The speakers in this session, said Minki Chatterji (National Institute on Aging), presented a number of opportunities for leveraging existing data and also a number of challenges associated with using these data. Some of these opportunities seem like “low-hanging fruit,” but she emphasized the importance of focusing on the most important research questions to answer and working backward toward the data. It can be easy to get “mired” in all the data, but data are not helpful if they are not aligned with the priorities of the research agenda. For example, she said, existing cohort studies present an enormous opportunity for aging research, but it is critical to think about the questions in order to pinpoint the data that are relevant and important. Another major opportunity is triangulating sets of data in order to answer research questions. However, she noted, data sharing remains a big challenge that needs to be addressed.

Ngugi agreed that data sharing is a big challenge, but he said that there are solutions that can move research forward. For example, he and his colleagues are using data science approaches that allow researchers to analyze datasets without holding or viewing the data themselves (e.g., federated analyses, or generating synthetic datasets out of the original data).

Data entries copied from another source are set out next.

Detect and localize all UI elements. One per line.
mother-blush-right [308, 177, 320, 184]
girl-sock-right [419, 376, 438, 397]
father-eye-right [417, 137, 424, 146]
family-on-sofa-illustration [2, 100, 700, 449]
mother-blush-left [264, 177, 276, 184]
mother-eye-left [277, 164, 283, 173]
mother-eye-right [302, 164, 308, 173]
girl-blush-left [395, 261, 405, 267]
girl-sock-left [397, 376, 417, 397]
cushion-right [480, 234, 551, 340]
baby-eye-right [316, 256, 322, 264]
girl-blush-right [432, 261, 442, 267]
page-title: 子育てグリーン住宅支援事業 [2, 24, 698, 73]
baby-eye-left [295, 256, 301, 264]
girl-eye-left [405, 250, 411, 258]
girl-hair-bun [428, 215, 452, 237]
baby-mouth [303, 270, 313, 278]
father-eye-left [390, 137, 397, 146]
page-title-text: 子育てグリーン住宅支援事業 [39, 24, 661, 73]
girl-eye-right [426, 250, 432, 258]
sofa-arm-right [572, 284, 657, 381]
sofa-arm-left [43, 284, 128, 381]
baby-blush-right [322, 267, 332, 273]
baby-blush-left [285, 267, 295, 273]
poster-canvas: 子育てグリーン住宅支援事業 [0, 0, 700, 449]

These solutions are not “100%,” he said, but they may be useful in a context in which data sharing is difficult or impossible.

Mary Ganguli (University of Pittsburgh; workshop planning committee member) noted two concerns with data sharing that need to be ad-

Page 80 Cite Bookmark

dressed. First, there are ways that deidentified data can be reidentified, so it is important to understand and address this concern. Second, some of the disclosures required by data privacy laws—such as telling participants about using their data in national repositories or for commercial application—are difficult to explain to any research participant, but particularly those in LMICs. Ngugi replied that there has always been a concern about researchers using data from people in LMICs and “making their careers out of it.” Some of the hesitations about data sharing, he said, stem from this concern: communities who spend time and resources collecting data want to be able to analyze and control their own data. This is one reason why building research capacity in LMICs is critically important, he said.

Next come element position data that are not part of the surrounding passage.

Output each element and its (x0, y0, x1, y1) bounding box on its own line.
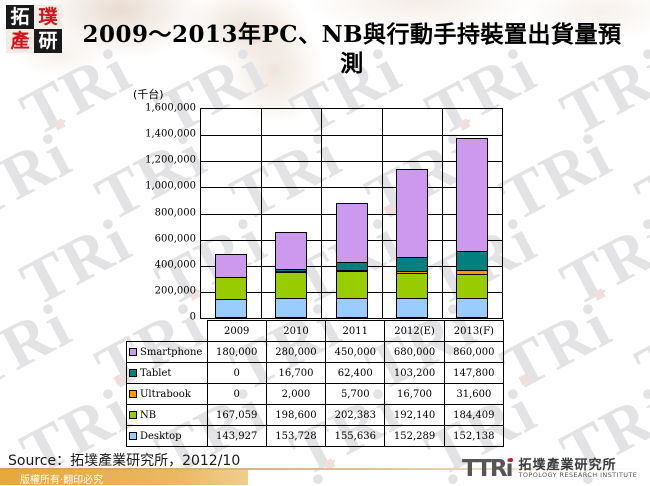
legend-row-desktop: Desktop (127, 426, 208, 447)
chart-segment-desktop (215, 299, 247, 318)
watermark-dot (53, 118, 65, 130)
table-column-header: 2009 (207, 321, 266, 342)
tri-logo-words: 拓墣產業研究所 TOPOLOGY RESEARCH INSTITUTE (519, 459, 638, 479)
watermark-text: TRi (624, 288, 650, 406)
y-axis-tick: 1,400,000 (130, 129, 196, 140)
chart-segment-tablet (456, 251, 488, 270)
legend-label: NB (140, 410, 156, 421)
table-cell: 202,383 (326, 405, 385, 426)
tri-logo-mark-text: TTRi (462, 456, 512, 482)
chart-segment-nb (396, 273, 428, 298)
table-cell: 62,400 (326, 363, 385, 384)
watermark-dot (113, 373, 125, 385)
chart-bar-slot (442, 109, 502, 318)
table-cell: 2,000 (266, 384, 325, 405)
legend-label: Ultrabook (140, 389, 191, 400)
y-axis-tick: 600,000 (130, 233, 196, 244)
tri-logo-red-dot (509, 458, 513, 462)
table-cell: 680,000 (385, 342, 444, 363)
chart-segment-nb (336, 271, 368, 297)
table-cell: 5,700 (326, 384, 385, 405)
chart-segment-tablet (336, 262, 368, 270)
legend-label: Desktop (140, 431, 182, 442)
copyright-text: 版權所有‧翻印必究 (0, 470, 248, 486)
chart-segment-nb (275, 272, 307, 298)
table-cell: 155,636 (326, 426, 385, 447)
table-cell: 167,059 (207, 405, 266, 426)
chart-segment-smartphone (275, 232, 307, 269)
legend-label: Tablet (140, 368, 171, 379)
table-cell: 153,728 (266, 426, 325, 447)
legend-label: Smartphone (140, 347, 202, 358)
watermark-text: TRi (0, 118, 83, 236)
y-axis-tick: 200,000 (130, 285, 196, 296)
tri-logo-chinese: 拓墣產業研究所 (519, 459, 638, 473)
tri-logo-mark: TTRi (462, 458, 512, 481)
logo-char-3: 產 (6, 29, 34, 53)
table-row: Ultrabook02,0005,70016,70031,600 (127, 384, 504, 405)
tri-corner-logo: 拓 璞 產 研 (6, 5, 62, 53)
watermark-text: TRi (489, 118, 623, 236)
chart-bar[interactable] (456, 138, 488, 318)
watermark-dot (593, 288, 605, 300)
table-cell: 16,700 (266, 363, 325, 384)
table-cell: 0 (207, 384, 266, 405)
table-header-row: 2009201020112012(E)2013(F) (127, 321, 504, 342)
legend-swatch-icon (129, 348, 137, 356)
chart-bar[interactable] (336, 203, 368, 318)
chart-bar[interactable] (275, 232, 307, 318)
table-corner-cell (127, 321, 208, 342)
logo-char-4: 研 (34, 29, 62, 53)
legend-swatch-icon (129, 369, 137, 377)
source-note: Source：拓墣產業研究所，2012/10 (8, 450, 240, 470)
legend-swatch-icon (129, 432, 137, 440)
chart-segment-smartphone (215, 254, 247, 278)
page-title: 2009～2013年PC、NB與行動手持裝置出貨量預測 (72, 20, 632, 78)
table-cell: 180,000 (207, 342, 266, 363)
chart-bars (201, 109, 502, 318)
table-cell: 184,409 (444, 405, 503, 426)
table-cell: 450,000 (326, 342, 385, 363)
table-cell: 860,000 (444, 342, 503, 363)
y-axis-tick: 800,000 (130, 207, 196, 218)
watermark-text: TRi (0, 288, 83, 406)
legend-row-smartphone: Smartphone (127, 342, 208, 363)
chart-segment-nb (215, 277, 247, 299)
table-column-header: 2013(F) (444, 321, 503, 342)
table-cell: 0 (207, 363, 266, 384)
y-axis-tick: 1,600,000 (130, 103, 196, 114)
chart-segment-tablet (396, 257, 428, 270)
legend-row-nb: NB (127, 405, 208, 426)
watermark-text: TRi (549, 203, 650, 321)
chart-bar[interactable] (215, 254, 247, 318)
chart-bar-slot (261, 109, 321, 318)
chart-bar[interactable] (396, 169, 428, 318)
table-cell: 152,138 (444, 426, 503, 447)
chart-bar-slot (201, 109, 261, 318)
chart-segment-desktop (456, 298, 488, 318)
table-cell: 198,600 (266, 405, 325, 426)
table-cell: 280,000 (266, 342, 325, 363)
chart-segment-smartphone (396, 169, 428, 258)
table-row: Smartphone180,000280,000450,000680,00086… (127, 342, 504, 363)
chart-segment-desktop (336, 298, 368, 318)
chart-segment-desktop (396, 298, 428, 318)
table-column-header: 2012(E) (385, 321, 444, 342)
chart-segment-nb (456, 274, 488, 298)
table-cell: 152,289 (385, 426, 444, 447)
table-cell: 192,140 (385, 405, 444, 426)
chart-bar-slot (382, 109, 442, 318)
watermark-text: TRi (9, 203, 143, 321)
tri-logo-english: TOPOLOGY RESEARCH INSTITUTE (519, 472, 638, 479)
chart-segment-desktop (275, 298, 307, 318)
table-row: Tablet016,70062,400103,200147,800 (127, 363, 504, 384)
watermark-text: TRi (0, 203, 8, 321)
logo-char-2: 璞 (34, 5, 62, 29)
table-cell: 143,927 (207, 426, 266, 447)
chart-bar-slot (321, 109, 381, 318)
table-cell: 103,200 (385, 363, 444, 384)
table-cell: 147,800 (444, 363, 503, 384)
table-cell: 31,600 (444, 384, 503, 405)
legend-swatch-icon (129, 390, 137, 398)
table-row: NB167,059198,600202,383192,140184,409 (127, 405, 504, 426)
legend-row-ultrabook: Ultrabook (127, 384, 208, 405)
tri-institute-logo: TTRi 拓墣產業研究所 TOPOLOGY RESEARCH INSTITUTE (462, 456, 644, 482)
y-axis-tick-labels: 0200,000400,000600,000800,0001,000,0001,… (130, 100, 196, 328)
watermark-text: TRi (489, 288, 623, 406)
logo-char-1: 拓 (6, 5, 34, 29)
chart-segment-smartphone (336, 203, 368, 262)
table-column-header: 2010 (266, 321, 325, 342)
y-axis-tick: 400,000 (130, 259, 196, 270)
table-row: Desktop143,927153,728155,636152,289152,1… (127, 426, 504, 447)
legend-swatch-icon (129, 411, 137, 419)
data-table: 2009201020112012(E)2013(F) Smartphone180… (126, 320, 504, 447)
watermark-dot (518, 373, 530, 385)
watermark-text: TRi (624, 118, 650, 236)
chart-segment-smartphone (456, 138, 488, 250)
copyright-bar: 版權所有‧翻印必究 (0, 470, 248, 485)
table-column-header: 2011 (326, 321, 385, 342)
legend-row-tablet: Tablet (127, 363, 208, 384)
table-body: Smartphone180,000280,000450,000680,00086… (127, 342, 504, 447)
y-axis-tick: 1,200,000 (130, 155, 196, 166)
y-axis-tick: 1,000,000 (130, 181, 196, 192)
table-cell: 16,700 (385, 384, 444, 405)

Ngugi shared one approach for analyzing data that stay in the hands of others. Ghana has made 10% of the data from their household census available; researchers can develop an analytical code and test it in the 10%. If it works, the researcher works with Ghana to run the code on the entire dataset and extract indicators, but the physical data stay with Ghana. Chatterji added that another approach is using a data enclave; given all of the concerns about data sharing, this could be a high-priority area for investments.

Ganguli asked Palacios-López whether the World Bank would be open to broadening the focus of their living standard measurement surveys to include indicators of health. This could be done in 3 ways, said Weir: (1) add a health component to the survey, (2) select some participants for a follow-on study that focuses on health, or (3) allow a third-party group to follow up with participants to conduct a health study. Palacios-López replied that the first option—adding a health component to the survey—would be the most palatable to the World Bank because the organization follows households over a long period of time and would not want to “hand off” participants to another party. The surveys actually have included health and nutrition indicators, and the World Bank is working to modify the surveys in the future to put a larger focus on health and climate change.